How would that restore balance to the world? Could something taste THAT good? Am I in danger of having someone bust a cap in my ass?
I needed answers…
I bought the spices, citrus, a big hunk of pork and got down Robert Rodriguez style…With a bandana and some Mexican swagger.
Full disclosure: I had some trouble with the achiote seeds. Those suckers are hard to grind into powder with my tiny food processor. I had to toast and grind the spices several times before I got this:
Not bad, right?
Do yourselves a favor and purchase a spice grinder. Save yourself the 30 minutes.
Just do it.
Seriously, don’t be like me – Or be like me, but don’t say I didn’t warn you…
Spice grinding aside, it’s just a matter of:
- Juicing citrus
- Whizzing ingredients in a blender,
- Laying down banana leaves,
- Layin’ down da pork
- Smothering da pork with the spice mixture
- Covering with another layer of banana leaves, then foil.
- Forgetting about it in the oven at a nice warm 325F.
For 4 hours…
That’s a lot of free time – A lot of stuff to catch up on. Cleaning, laundry, whatever it is ya’ll do on a Sunday afternoon. You can even watch Once upon a time in Mexico. Good flick. Anything with Hot Ass “Sexiest Man Alive” Johnny Depp is a good flick.
Just take my word for it.
Oh, yea – I guess you want to know about the Puerco Pibil, right? It was earthy, succulent, tart, fall off the bone delicious; a complex marriage of flavors.

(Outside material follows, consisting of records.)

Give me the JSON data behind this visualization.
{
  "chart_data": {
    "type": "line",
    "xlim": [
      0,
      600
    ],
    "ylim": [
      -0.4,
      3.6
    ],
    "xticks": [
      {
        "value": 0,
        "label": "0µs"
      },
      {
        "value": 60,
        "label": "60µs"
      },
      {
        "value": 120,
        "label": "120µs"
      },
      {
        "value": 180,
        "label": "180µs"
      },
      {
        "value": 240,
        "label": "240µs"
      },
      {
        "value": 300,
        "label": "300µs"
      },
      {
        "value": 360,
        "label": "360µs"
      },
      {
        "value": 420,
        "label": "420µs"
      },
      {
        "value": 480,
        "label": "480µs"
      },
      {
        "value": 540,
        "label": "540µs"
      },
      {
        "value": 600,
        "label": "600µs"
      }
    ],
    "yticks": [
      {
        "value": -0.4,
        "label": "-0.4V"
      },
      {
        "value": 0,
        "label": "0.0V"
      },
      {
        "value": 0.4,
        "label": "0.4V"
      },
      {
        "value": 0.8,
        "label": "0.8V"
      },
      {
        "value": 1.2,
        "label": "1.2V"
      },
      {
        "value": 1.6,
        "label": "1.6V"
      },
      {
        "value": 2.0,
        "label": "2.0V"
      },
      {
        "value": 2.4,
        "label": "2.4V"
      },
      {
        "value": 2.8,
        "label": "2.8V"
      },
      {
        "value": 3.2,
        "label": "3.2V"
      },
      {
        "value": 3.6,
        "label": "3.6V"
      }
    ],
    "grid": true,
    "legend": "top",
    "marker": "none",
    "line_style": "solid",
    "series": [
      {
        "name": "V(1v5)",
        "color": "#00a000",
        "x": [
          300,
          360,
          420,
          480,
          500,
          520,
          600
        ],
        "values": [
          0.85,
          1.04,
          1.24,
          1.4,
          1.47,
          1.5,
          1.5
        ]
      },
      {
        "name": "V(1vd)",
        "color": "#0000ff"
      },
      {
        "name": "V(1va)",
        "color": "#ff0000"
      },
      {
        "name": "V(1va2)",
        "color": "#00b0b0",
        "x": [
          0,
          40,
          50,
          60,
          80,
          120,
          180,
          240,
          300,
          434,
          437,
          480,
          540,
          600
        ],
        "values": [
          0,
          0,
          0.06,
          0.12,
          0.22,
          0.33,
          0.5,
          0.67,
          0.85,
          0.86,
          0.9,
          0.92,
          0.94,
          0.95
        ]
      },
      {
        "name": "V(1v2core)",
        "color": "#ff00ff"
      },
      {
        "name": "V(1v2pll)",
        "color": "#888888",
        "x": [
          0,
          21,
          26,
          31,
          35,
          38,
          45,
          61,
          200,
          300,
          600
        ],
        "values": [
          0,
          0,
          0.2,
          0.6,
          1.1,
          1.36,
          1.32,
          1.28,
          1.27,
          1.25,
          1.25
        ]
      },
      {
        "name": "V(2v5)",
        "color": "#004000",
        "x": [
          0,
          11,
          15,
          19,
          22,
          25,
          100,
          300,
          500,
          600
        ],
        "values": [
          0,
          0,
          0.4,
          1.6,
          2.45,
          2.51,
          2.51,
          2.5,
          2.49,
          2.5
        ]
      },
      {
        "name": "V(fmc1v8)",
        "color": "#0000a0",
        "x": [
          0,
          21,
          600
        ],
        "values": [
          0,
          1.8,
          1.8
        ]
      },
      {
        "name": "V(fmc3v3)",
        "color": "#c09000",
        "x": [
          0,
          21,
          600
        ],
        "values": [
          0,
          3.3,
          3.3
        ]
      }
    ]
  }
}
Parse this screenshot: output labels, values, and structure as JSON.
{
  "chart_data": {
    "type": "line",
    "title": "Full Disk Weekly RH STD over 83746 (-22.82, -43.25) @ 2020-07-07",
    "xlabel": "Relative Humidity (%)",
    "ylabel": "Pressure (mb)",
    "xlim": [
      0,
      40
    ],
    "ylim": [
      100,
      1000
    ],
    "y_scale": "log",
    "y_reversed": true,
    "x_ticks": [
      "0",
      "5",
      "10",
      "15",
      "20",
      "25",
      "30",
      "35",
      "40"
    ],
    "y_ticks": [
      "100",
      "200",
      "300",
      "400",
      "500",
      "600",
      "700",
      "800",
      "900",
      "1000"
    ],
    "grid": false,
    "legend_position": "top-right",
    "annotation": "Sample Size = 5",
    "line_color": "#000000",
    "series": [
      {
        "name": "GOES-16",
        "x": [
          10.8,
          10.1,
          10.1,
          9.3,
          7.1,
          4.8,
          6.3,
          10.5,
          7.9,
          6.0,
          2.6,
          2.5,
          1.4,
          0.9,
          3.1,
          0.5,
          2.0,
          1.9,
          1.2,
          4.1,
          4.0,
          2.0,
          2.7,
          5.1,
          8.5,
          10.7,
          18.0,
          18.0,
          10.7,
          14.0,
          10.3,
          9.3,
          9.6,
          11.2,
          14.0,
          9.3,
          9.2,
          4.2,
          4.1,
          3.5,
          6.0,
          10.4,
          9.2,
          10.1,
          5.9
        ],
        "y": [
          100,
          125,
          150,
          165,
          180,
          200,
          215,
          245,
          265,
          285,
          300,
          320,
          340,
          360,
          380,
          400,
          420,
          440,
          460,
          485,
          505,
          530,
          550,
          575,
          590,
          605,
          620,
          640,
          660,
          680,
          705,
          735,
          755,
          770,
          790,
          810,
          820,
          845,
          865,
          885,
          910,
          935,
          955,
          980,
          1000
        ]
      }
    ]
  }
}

You have to get on this. If only to find out why Robert Rodriguez rocks outside the lens, and what it means to eat something so good you’ll wanna bust a cap on a cook.
- For the ground spices
- 5 tablespoons achiote (annatto) seeds
- 2 1/4 teaspoons cumin seeds
- 1 tablespoon black peppercorns
- 8-10 whole allspice berries
- 8-10 whole allspice berries
- For the puerco pibil
- 1/2 cup freshly squeezed orange juice
- 1/2 cup of white vinegar
- 2 tablespoons salt
- Juice of 3 lemons
- 10 garlic cloves, smashed
- 1-2 red or green jalapeño peppers seeded and chopped
- 1-2 tablespoons Premium Tequila ( I used Patron)
- 5-6 pounds pork butt or shoulder, cut into 2 inch cubes
- Banana leaves
For the spices:
In a small skillet, toast the spices over low heat until very fragrant, 6-10 minutes. Be sure to stir often to ensure the spices don't burn. Grind the spices in a coffee grinder. If you don't own a coffee grinder, toast the spices and grind them in a food processor, or using a mortar and pestle.
For the Pork:
In a blender, or using an immersion hand blender, blend the spices, orange juice, white vinegar, salt, lemon juice, garlic cloves, jalapeño peppers, and tequila until smooth. Adjust the spices as needed.The mixture will resemble more like a liquid marinade than a paste.
In a large bowl combine pork and achiote spice mixture until pork is evenly coated.
Line a deep roasting pan with banana leaves, add the pork mixture and cover with another layer of banana leaves. Cover very tightly with aluminum foil and bake in a 325° F oven for 4 hours.
Serve with Cilantro Lime or plain white rice.